How do you cultivate the best working relationship with your designer?
How do you get your money’s worth?
1. Always explain why.
When people tell you what they think of the design always ask them why. Why don’t they like the colour? Why do they think the logo should be made bigger? Equally ask yourself the same questions. Often there are underlying reasons for a reaction towards a design. Telling the designer these underlying reasons can enable him to find the most appropriate solution.
2. Recognise your personal bias.
Design is a very subjective subject. We all have our personal opinion when it comes to design. What you like, your boss may hate. However, at the end of the day it is not about whether either you or your boss likes the design. The question to ask is whether the user will like it.
3. If in doubt, test.
If you find yourself unsure about the design direction or disagreeing over the way forward, test the design. There are loads of ways you can get feedback from a bigger group of people and none of them need to be time consuming or expensive. Testing the design will give you the confidence that things are heading in the right direction.
4. Remember nothing is permanent.
It’s important to remember that unlike print design, the web can be changed at any time. Making a design decision doesn’t need to be a life or death choice because if you put something live and users don’t like it then it can easily be changed.
5. Listen to the research.
Designing a website is not the same as producing a piece of art. There is considerable science and psychology behind the discipline as well as many years of research. Where possible build on best practice and avoid working from hunches or personal preference.
6. Resist the urge to copy.
There is nothing wrong with looking at your competition or indeed any other website for inspiration. However, blindly following what other people do is often a mistake. What works for one site will not always work for another and we don’t want to simply copy the competition ending up one step behind them.

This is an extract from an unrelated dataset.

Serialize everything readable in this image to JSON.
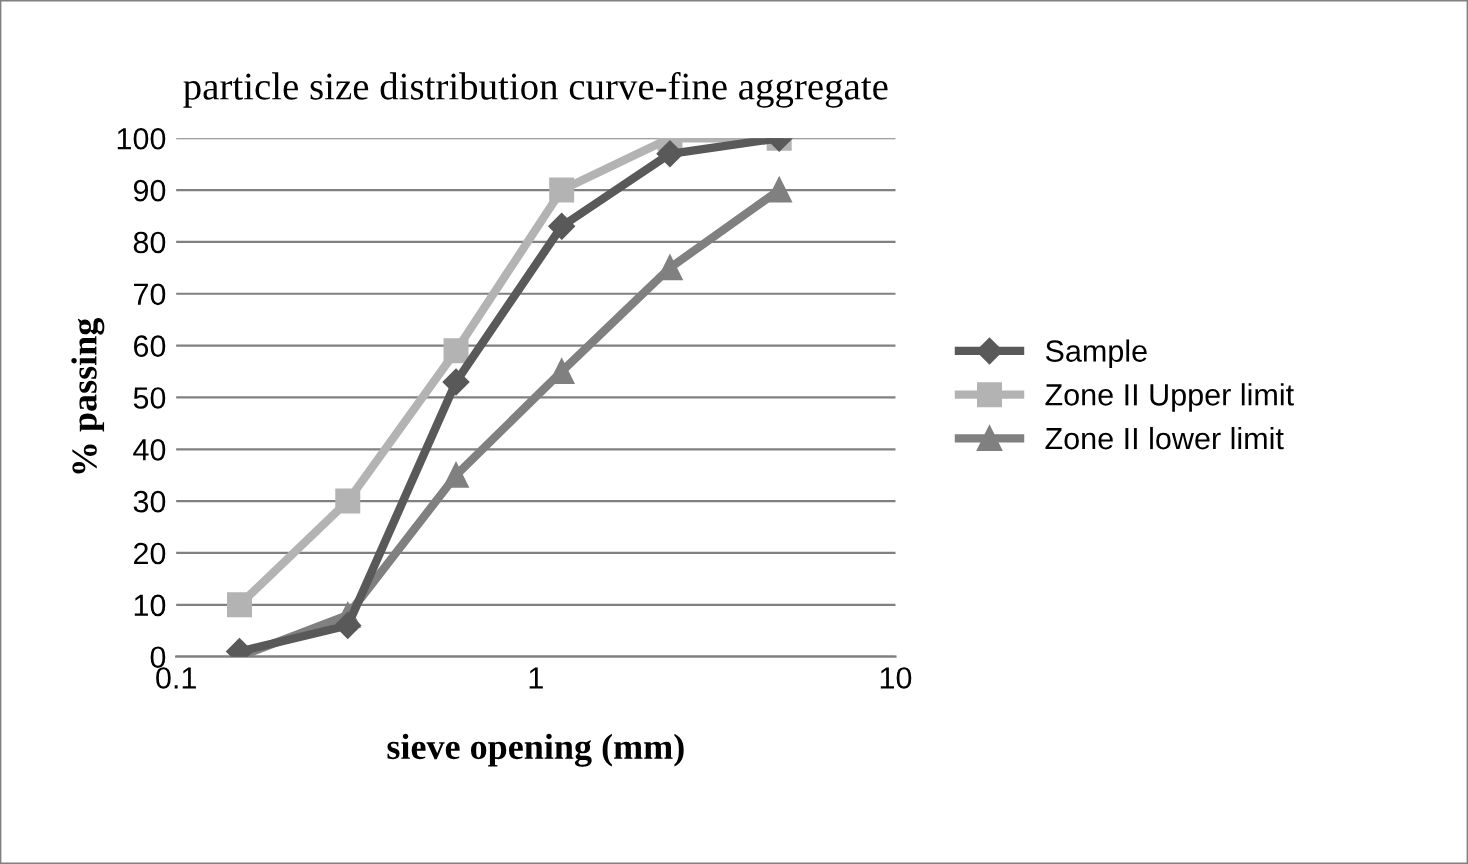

7. Context is everything, always present it.
You and your designer will spend hours discussing the right approach for your website and hopefully you will have a firm grasp of why certain decisions have been made. The danger comes when you present work to colleagues who don’t have that background. Make sure that you always fully brief anybody you show the design to so they know why it has turned out the way it has.
8.Avoid design by committee.
Because design is subjective showing it to too many people can just muddy the decision making process. Instead keep the number of people to a minimum and canvas their opinions individually to avoid design by committee.